Calibration checks start by “zeroing” a DRPGM (resetting it to a reference point determined by the manufacturer) and testing that alarms go off after applying a high enough concentration of test gas. The resulting sensor reading should match the concentration listed on the test gas container. The ISEA says that a device is accurate within an acceptable range that’s “typically ± 10 to 20% of the test gas concentration applied unless otherwise specified by the manufacturer, internal company policy, or a regulatory agency”.

The ISEA guideline describes full calibration as “the adjustment of the sensor(s) response to match the desired value compared to a known traceable concentration of test gas”.

This adjustment accounts for naturally occurring drifting and other environmental factors. Specially trained, qualified personnel are the only people permitted to perform full calibrations.

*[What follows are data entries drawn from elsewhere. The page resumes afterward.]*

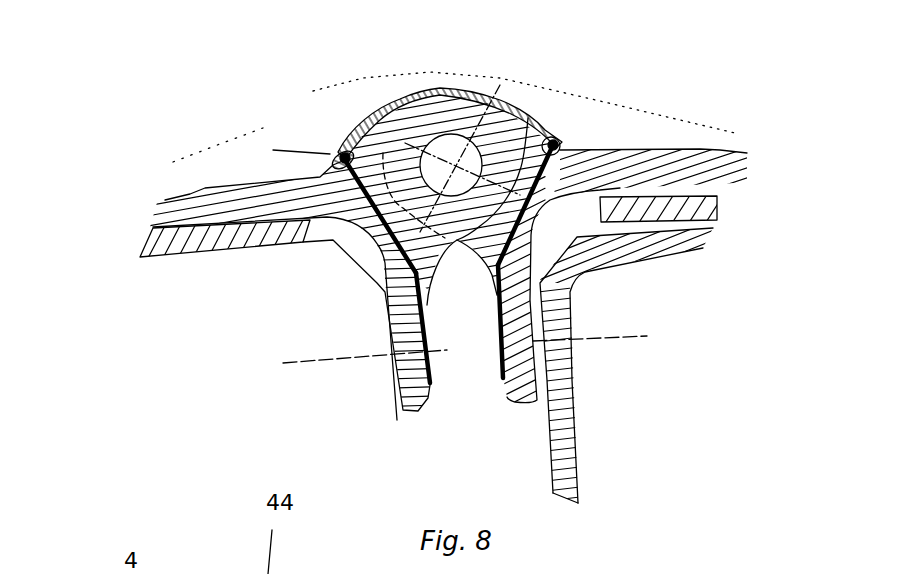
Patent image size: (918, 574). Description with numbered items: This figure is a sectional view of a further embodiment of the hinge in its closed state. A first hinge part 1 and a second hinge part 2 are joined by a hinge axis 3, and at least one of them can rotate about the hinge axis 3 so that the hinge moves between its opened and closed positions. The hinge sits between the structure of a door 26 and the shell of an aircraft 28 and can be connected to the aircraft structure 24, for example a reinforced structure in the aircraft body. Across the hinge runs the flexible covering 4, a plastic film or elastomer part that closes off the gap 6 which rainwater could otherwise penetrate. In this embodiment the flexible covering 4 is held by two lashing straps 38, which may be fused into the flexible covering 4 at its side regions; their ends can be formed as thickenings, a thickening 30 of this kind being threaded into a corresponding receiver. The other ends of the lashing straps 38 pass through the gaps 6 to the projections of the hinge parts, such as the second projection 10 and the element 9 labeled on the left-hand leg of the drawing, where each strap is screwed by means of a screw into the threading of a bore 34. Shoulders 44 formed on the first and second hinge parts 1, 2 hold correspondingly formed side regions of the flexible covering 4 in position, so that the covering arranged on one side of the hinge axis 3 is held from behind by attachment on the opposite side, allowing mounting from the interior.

The first hinge part 1 is at (222, 182).
The second hinge part 2 is at (727, 155).
The hinge axis 3 is at (505, 85).
The flexible covering 4 is at (356, 124).
The gap 6 is at (533, 155).
The left pipe 9 is at (405, 417).
The second projection 10 is at (520, 405).
The aircraft structure 24 is at (580, 427).
The structure of a door 26 is at (143, 253).
The shell of an aircraft 28 is at (727, 198).
The thickening 30 is at (483, 338).
The bore 34 is at (497, 352).
The lashing strap 38 is at (454, 117).
The shoulder 44 is at (368, 160).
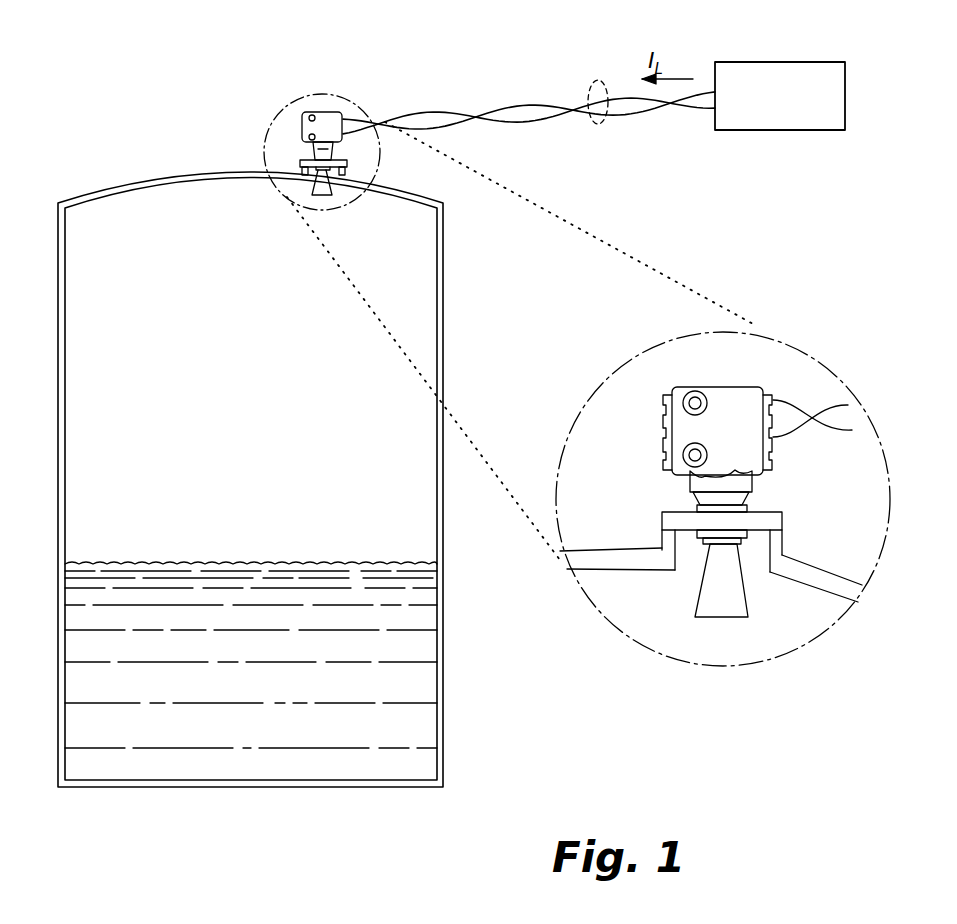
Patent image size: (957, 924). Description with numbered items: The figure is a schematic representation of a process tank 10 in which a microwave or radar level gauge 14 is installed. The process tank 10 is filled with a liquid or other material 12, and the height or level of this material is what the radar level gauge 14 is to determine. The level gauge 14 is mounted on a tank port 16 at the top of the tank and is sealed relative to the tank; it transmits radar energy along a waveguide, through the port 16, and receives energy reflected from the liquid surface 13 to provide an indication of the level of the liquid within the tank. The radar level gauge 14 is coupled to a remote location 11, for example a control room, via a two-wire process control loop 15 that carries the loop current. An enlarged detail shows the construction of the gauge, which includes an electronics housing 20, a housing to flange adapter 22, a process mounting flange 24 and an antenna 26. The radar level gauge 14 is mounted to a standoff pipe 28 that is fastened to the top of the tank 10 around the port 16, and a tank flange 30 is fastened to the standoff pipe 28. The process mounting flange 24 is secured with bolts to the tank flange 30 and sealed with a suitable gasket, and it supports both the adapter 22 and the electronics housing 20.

The process tank 10 is at (107, 160).
The remote location 11 is at (755, 62).
The liquid or other material 12 is at (400, 680).
The liquid surface 13 is at (290, 563).
The radar level gauge 14 is at (286, 110).
The two-wire process control loop 15 is at (597, 124).
The tank port 16 is at (281, 189).
The electronics housing 20 is at (723, 392).
The housing to flange adapter 22 is at (747, 500).
The process mounting flange 24 is at (785, 519).
The antenna 26 is at (722, 618).
The standoff pipe 28 is at (783, 557).
The tank flange 30 is at (658, 533).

Bump up your bump test knowledge and avoid calibration frustration

Perform a bump test and calibration check every single day before anyone uses the DRPGM that day (and according to manufacturer’s instructions). You can perform a full calibration twice, but after two “fails” the device must be pulled from use. Full calibrations should also take place after the following types of exposures:

  • Different operator or working environments;
  • Extreme environmental, storage and operating conditions;
  • Highly concentrated target gases and vapours;
  • Solvent vapours and corrosive gases;
  • Poisons and inhibitors; and
  • Testing best practices.

When testing a device, use the following guidelines:

  • Perform the calibration in fresh air. Choose a test environment with conditions that match your workplace;
  • Check the gas’s expiry date: refer to your product manual for specifics;
  • Keep a record: it’s essential that you keep records of all device testing and maintenance. Should a user experience a reportable event with one of your devices, the Occupational Safety and Health Administration (OSHA) needs to see a history of all bumps and calibrations during the year prior to the incident. But even without an incident, recording keeping is very valuable.

Digital tracking and remote monitoring are just some newer technologies that automatically track and allow you to manage your fleet’s bump tests and calibrations from wherever you are. Some can even be paired with GPS devices to alert you on man-down and detect a health emergency.